Muslim di Afrika Selatan sedang memperjuangkan status hukum pernikahan Islam di Afrika Selatan. Minggu lalu, kontroversi muncul dari Menteri Dalam Negeri Afrika Selatan Aaron Motsoaledi. Motsoaledi mengatakan sertifikat kematian tidak dapat mengindikasikan bahwa seseorang telah menikah, kecuali pernikahan dianggap sah berdasarkan hukum Afrika Selatan.
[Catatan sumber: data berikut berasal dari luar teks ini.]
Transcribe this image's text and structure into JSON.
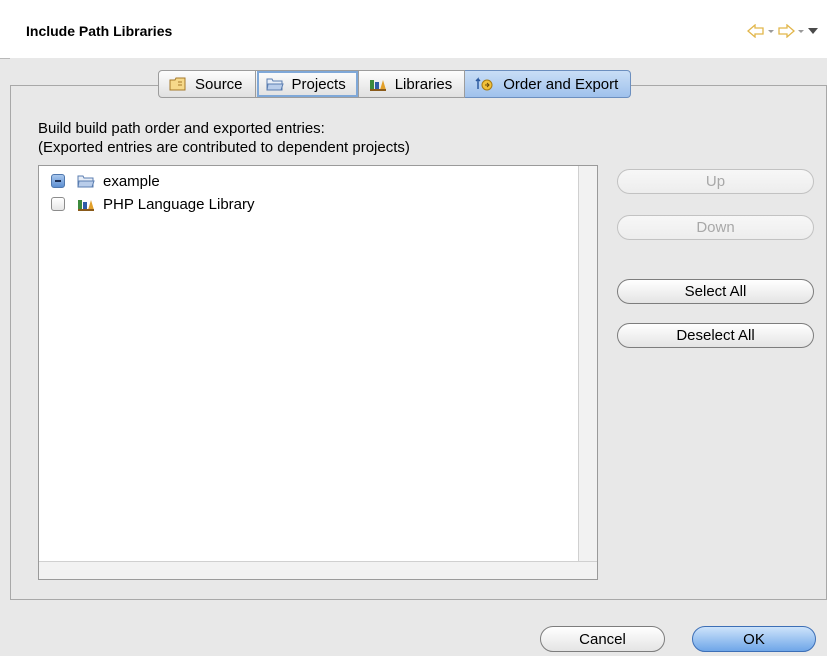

Di bawah Partai ANC (African National Congress) yang berkuasa sejak 1994, negara Afrika Selatan memang hanya mengakui status hukum pernikahan adat Afrika. Adapun status hukum pernikahan agama, termasuk Islam, tidak dianggap sebagai pernikahan sah secara hukum negara Afrika Selatan.
“Sebuah pernikahan yang dilakukan dalam hal ritus Muslim sejauh ini tidak diakui di Afrika Selatan. Departemen tidak akan memiliki wewenang untuk menunjukkan bahwa seseorang menikah dalam akta kematian, padahal tidak demikian halnya dalam hal hukum.” Demikian kata Motsoaledi dilansir oleh VOA news (11/6). Pernyataan tersebut menjawab pertanyaan tertulis oleh pemimpin Partai Al Jama-ah Ganief Hendricks.
Kontroversi ini kembali menyeruak bersamaan banyaknya kematian Muslim akibat wabah Covid-19. Hendricks menunjukkan bahwa ketika seorang lelaki Muslim meninggal akibat Covid-19, janda yang dinikahinya mendapat sertifikat kematian yang menerangkan bahwa si perempuan berstatus “tidak pernah menikah”. Menurut Hendricks, ini mengejutkan dan mencederai kehormatan banyak perempuan.
Tidak ada pernyataan resmi berapa jumlah Muslim Afrika Selatan yang meninggal akibat Covid-19. Per tanggal 13 Juni 2020, Afrika Selatan mencatatkan 61,927 kasus positif Covid-19 dan 1,354 di antaranya meninggal dunia.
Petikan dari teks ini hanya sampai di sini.